The NousLogic Telehealth Remote Patient Monitoring (RPM) platform targets the home health and assisted living market and enables the continuous real-time wireless monitoring of vital health parameters including blood pressure, blood glucose, blood oxygen saturation, body weight, temperature, ECG, medication intake via smart pill boxes and bottles, toilet habits, and daily routine via, for example, bed sensors. When combined with advanced data analytics, any changes in a specific health parameter can often be linked to a specific cause such as not taking a prescribed medication correctly. NousLogic has also developed a Verizon-certified version of this platform called the Smart HomeHealth Hub to support RPM patients worldwide without Wi-Fi in their homes.

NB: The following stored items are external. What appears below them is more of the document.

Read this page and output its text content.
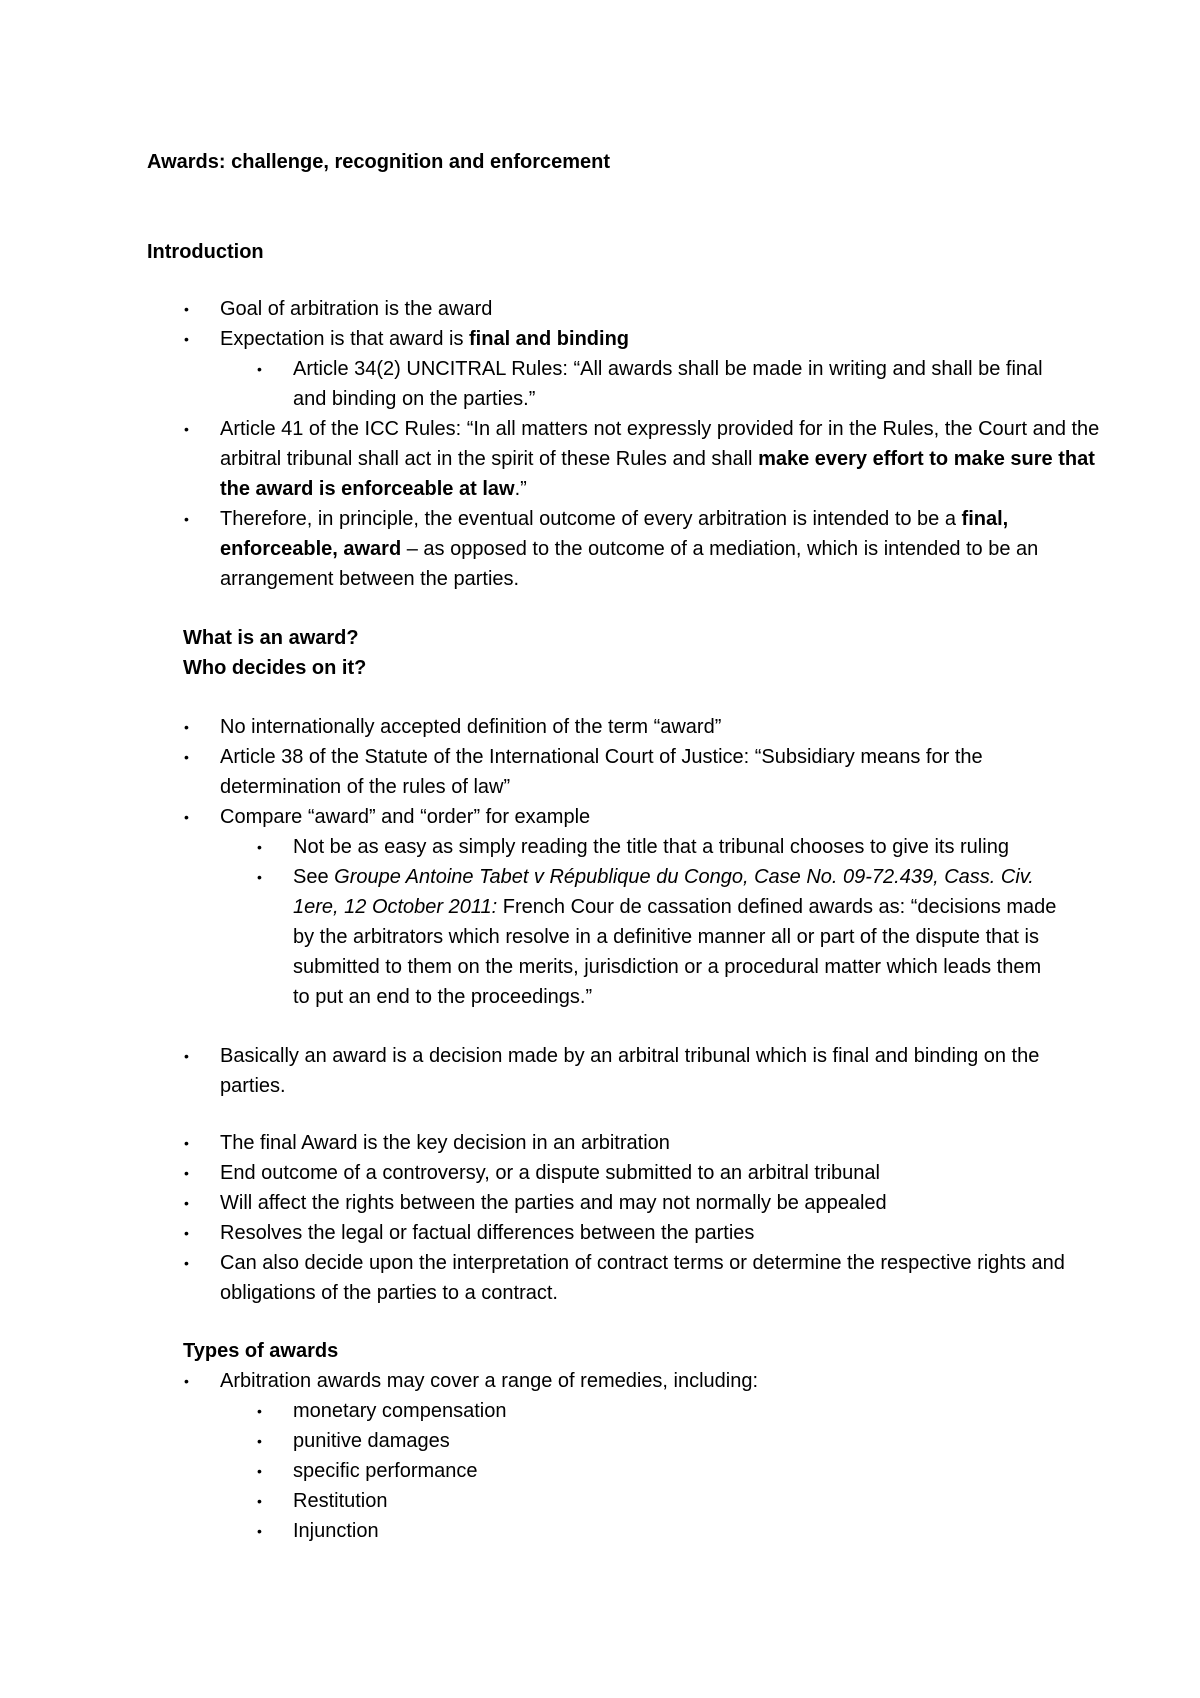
Awards: challenge, recognition and enforcement
Introduction
•	Goal of arbitration is the award
•	Expectation is that award is final and binding
•	Article 34(2) UNCITRAL Rules: “All awards shall be made in writing and shall be final and binding on the parties.”
•	Article 41 of the ICC Rules: “In all matters not expressly provided for in the Rules, the Court and the arbitral tribunal shall act in the spirit of these Rules and shall make every effort to make sure that the award is enforceable at law.”
•	Therefore, in principle, the eventual outcome of every arbitration is intended to be a final, enforceable, award – as opposed to the outcome of a mediation, which is intended to be an arrangement between the parties.
What is an award?
Who decides on it?
•	No internationally accepted definition of the term “award”
•	Article 38 of the Statute of the International Court of Justice: “Subsidiary means for the determination of the rules of law”
•	Compare “award” and “order” for example
•	Not be as easy as simply reading the title that a tribunal chooses to give its ruling
•	See Groupe Antoine Tabet v République du Congo, Case No. 09-72.439, Cass. Civ. 1ere, 12 October 2011: French Cour de cassation defined awards as: “decisions made by the arbitrators which resolve in a definitive manner all or part of the dispute that is submitted to them on the merits, jurisdiction or a procedural matter which leads them to put an end to the proceedings.”
•	Basically an award is a decision made by an arbitral tribunal which is final and binding on the parties.
•	The final Award is the key decision in an arbitration
•	End outcome of a controversy, or a dispute submitted to an arbitral tribunal
•	Will affect the rights between the parties and may not normally be appealed
•	Resolves the legal or factual differences between the parties
•	Can also decide upon the interpretation of contract terms or determine the respective rights and obligations of the parties to a contract.
Types of awards
•	Arbitration awards may cover a range of remedies, including:
•	monetary compensation
•	punitive damages
•	specific performance
•	Restitution
•	Injunction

Finally, the NousLogic Smart Access platform supports touch-free NFC video doorbell and door lock, gate or garage control. This enables users to screen visitors and caregivers and grant them access from anywhere in their homes, including from their beds without having to get up. To add a further layer of security and to support Covid-19 contact tracing, NousLogic says all of these touch-free activities are timestamped, logged and analyzed in its Cloud server.

NousLogic also additionally offers an nRF9160 SiP-based cellular IoT adapter board that allows any third-party Wi-Fi health platform to transition to LTE-M or NB-IoT. NousLogic says the main benefit is much faster installation by avoiding all the security overheads caused by joining a hospital’s Wi-Fi network which requires a hospital IT team’s approval. Instead cellular IoT offers a totally separate and still secure platform to Cloud link. 

“We not only use IoT and data analytics to track who, what, where, and when in remote monitoring for healthcare, but go one critical step further and now provide the why and how,” summarizes NousLogic Founder & CEO, Hoang Nhu. “This enables both high accuracy, automatic diagnostics and advanced preventative care that spots problems and negative trends early and before they become more serious.”

Nhu continues: “Turning raw health data into useful and powerful health insights is a win-win for the health industry and every individual it affects, which is all of us. And at the right economies of scale, I believe such solutions could be delivered at a cost level that supports global adoption in both the developed and developing world that could improve the health outcomes of billions of people.”